– А рисование – искусство тонких натур.
Это не совсем понятно, но Максим соглашается. Тонких так тонких. Мама застёгивает «молнию» на сапоге.
– Ага, тонких натур. А в бассейн, значит, можно не ходить?
– Это ещё почему? Бассейн – это закалка. А станция юных натуралистов – гуманное отношение к животным. Ничего нельзя пропускать.
Максиму жалко маму. Она воюет, чтобы у Максима не было свободной минутки. Мама и папа считают, что тогда Максиму в голову не полезут лишние мысли. Но мысли – не такое простое дело.
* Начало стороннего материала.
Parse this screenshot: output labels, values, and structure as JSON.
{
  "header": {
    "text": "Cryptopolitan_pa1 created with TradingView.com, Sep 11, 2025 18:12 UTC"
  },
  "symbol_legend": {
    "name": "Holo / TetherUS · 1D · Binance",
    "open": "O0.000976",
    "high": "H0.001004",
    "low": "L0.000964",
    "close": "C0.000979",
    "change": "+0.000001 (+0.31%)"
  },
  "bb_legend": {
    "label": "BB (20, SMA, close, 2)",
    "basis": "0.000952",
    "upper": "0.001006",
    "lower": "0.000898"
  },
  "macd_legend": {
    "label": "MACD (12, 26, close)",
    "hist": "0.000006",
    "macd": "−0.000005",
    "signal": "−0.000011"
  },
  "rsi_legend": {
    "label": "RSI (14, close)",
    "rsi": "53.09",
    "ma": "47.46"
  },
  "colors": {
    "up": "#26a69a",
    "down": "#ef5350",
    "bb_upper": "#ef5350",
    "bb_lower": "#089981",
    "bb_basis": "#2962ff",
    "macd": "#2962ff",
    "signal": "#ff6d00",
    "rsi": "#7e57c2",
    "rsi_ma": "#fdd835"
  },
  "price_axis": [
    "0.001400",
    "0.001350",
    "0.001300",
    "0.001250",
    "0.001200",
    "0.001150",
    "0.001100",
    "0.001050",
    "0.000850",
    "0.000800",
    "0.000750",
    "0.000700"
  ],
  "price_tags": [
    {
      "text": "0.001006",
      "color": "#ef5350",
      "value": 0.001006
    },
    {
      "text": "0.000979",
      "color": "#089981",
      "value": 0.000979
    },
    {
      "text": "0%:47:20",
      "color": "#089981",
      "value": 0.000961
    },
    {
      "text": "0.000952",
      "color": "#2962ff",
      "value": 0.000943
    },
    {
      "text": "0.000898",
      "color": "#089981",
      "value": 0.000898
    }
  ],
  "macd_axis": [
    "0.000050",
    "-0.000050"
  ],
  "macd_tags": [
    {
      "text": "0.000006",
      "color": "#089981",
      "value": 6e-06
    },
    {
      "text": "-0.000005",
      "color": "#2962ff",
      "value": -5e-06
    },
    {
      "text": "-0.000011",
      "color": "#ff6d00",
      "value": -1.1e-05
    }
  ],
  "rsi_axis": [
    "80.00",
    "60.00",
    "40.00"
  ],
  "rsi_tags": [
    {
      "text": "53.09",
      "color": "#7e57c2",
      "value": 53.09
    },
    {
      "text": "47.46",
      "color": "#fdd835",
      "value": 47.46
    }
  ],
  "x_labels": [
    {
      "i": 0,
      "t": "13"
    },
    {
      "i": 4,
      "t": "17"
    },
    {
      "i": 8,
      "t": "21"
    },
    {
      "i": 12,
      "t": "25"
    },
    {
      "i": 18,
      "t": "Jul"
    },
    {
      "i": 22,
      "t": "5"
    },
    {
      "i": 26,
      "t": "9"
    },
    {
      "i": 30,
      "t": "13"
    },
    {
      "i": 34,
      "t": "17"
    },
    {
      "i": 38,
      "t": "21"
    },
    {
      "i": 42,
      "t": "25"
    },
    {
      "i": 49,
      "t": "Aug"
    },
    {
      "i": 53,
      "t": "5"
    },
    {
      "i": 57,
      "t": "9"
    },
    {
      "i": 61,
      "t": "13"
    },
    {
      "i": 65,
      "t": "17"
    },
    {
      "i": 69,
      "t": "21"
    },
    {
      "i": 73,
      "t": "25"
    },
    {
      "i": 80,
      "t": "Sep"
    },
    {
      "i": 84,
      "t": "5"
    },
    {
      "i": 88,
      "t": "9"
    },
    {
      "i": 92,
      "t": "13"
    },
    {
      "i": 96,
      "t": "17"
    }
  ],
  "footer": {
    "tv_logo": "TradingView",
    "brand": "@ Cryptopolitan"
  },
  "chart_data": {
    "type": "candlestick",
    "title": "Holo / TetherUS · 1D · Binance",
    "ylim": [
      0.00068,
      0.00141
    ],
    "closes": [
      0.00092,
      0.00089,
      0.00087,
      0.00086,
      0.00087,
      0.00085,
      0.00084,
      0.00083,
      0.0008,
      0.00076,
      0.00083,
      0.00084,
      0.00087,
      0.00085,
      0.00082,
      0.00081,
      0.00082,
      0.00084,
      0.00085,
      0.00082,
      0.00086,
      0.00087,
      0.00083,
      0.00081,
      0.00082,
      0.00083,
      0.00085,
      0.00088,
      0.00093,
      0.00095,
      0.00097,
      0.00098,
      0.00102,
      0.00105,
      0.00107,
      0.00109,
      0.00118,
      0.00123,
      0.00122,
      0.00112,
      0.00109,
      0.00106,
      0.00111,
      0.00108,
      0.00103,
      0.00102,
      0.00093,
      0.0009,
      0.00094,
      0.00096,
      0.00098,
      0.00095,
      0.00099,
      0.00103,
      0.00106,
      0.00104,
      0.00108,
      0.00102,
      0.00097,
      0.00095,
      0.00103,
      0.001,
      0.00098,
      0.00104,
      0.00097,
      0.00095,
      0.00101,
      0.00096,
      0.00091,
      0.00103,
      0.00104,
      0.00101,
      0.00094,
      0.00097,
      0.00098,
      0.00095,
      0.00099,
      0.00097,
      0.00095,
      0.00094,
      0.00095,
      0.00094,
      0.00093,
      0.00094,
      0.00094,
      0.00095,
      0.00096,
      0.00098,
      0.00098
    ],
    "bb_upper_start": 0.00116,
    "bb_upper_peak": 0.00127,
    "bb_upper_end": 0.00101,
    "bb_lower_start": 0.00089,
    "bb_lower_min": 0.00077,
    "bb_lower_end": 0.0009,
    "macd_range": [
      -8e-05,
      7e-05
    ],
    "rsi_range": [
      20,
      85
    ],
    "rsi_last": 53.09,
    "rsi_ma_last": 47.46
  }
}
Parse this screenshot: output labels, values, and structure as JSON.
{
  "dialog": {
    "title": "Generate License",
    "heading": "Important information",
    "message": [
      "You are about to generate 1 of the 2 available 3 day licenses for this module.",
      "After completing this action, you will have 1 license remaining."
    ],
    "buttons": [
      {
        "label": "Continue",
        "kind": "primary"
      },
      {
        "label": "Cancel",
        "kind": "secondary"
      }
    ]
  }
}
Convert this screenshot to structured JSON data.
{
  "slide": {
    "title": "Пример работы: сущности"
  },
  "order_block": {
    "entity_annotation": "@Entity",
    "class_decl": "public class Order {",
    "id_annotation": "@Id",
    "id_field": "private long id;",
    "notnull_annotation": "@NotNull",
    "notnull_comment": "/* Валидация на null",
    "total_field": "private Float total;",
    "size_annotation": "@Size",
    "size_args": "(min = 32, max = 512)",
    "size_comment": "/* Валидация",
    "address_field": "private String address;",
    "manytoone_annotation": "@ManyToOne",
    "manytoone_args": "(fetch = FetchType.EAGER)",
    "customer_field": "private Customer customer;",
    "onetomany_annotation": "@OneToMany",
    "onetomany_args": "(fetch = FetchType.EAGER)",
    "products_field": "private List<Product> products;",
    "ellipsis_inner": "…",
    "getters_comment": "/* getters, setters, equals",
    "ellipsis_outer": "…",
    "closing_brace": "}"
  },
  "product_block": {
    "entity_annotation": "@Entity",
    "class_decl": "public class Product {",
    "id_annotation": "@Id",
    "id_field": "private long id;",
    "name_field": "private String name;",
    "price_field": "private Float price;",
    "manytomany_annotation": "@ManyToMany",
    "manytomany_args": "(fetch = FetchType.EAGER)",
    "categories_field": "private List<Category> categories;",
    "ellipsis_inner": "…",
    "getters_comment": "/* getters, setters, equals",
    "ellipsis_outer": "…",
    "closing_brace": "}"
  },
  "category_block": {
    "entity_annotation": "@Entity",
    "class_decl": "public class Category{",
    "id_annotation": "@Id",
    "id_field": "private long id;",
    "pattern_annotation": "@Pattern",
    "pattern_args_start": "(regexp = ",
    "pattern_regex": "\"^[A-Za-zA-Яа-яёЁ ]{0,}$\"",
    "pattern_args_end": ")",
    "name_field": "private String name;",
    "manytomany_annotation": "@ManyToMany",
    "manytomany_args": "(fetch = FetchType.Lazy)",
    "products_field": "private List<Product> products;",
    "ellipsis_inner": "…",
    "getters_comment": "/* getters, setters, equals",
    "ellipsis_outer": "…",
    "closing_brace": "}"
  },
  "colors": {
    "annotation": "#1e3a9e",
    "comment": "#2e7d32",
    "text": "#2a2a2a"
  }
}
Для всяких мыслей почему-то время находится.
– Слышишь? – Мама быстро целует Максима.
Он выставляет локоть – кому нужны эти нежности.
Мама всё-таки изловчилась, чмокнула его в щёку. Он сердито утирает щёку рукавом. Наверное, женщины не могут без глупостей.
– Слышишь? – кричит мама уже из лифта.
– Слышу, слышу, – отвечает Максим, хотя он уже ничего не слышит.
В это время в другой квартире происходит такой разговор:
– Толя, слушай меня внимательно, – говорит Толина мама и торопливо надевает плащ. – Математику сделай в первую очередь, я проверю, как только вернусь. И ещё одно: не вздумай играть с Максимом. Он тебе совсем не компания! Разве мало ребят во дворе?
Толя, которого все в пятом «В» зовут Колбасником, вытаращил глаза. Максим сам с ним не хочет водиться и дразнит Жиртресиной. Но этого мама не знает и знать не может. Почему она не разрешает ему водиться с Максимом?
– Почему?
– Не задавай лишних вопросов, мама лучше знает. Максим – плохой мальчик, хотя он из культурной семьи и отец у него ездит в ответственные командировки. Я сама вчера видела своими глазами, как Максим бил девочку.
– А-а. – Толя доедает бутерброд с салом. – Так это же Савёлову!
– Ну и что же, что Савёлову? Какая разница? Дело в принципе. У него поднялась рука ударить девочку! Это ужасно!
Толя начинает что-то мямлить о том, что Максим вообще-то девчонок не бьёт, а только пугает. А Савёлову – да, потому что Савёлова – другое дело. Но мама не улавливает ход его мыслей, она спешит. Мама всегда спешит. И вообще ей нельзя почему-то объяснить такую простую вещь: Максим Ольку Савёлову не бьёт, а только цепляет. Это первое. Второе: мама знает – хорошие мальчики девочек не бьют. А хорошие девочки? Они мальчиков бьют? Вчера Толя сам лично получил от Оли Савёловой такую плюху, что всю перемену в голове звенело. И совсем ни за что, вот что главное. Она проходила мимо, а он подставил ей ножку. Разве удержишься, когда Савёлова проходит мимо? Она споткнулась об его ногу, а потом дала ему по шее, обозвала толстым Колбасником. Разве можно втолковать это маме? Даже и пытаться нечего.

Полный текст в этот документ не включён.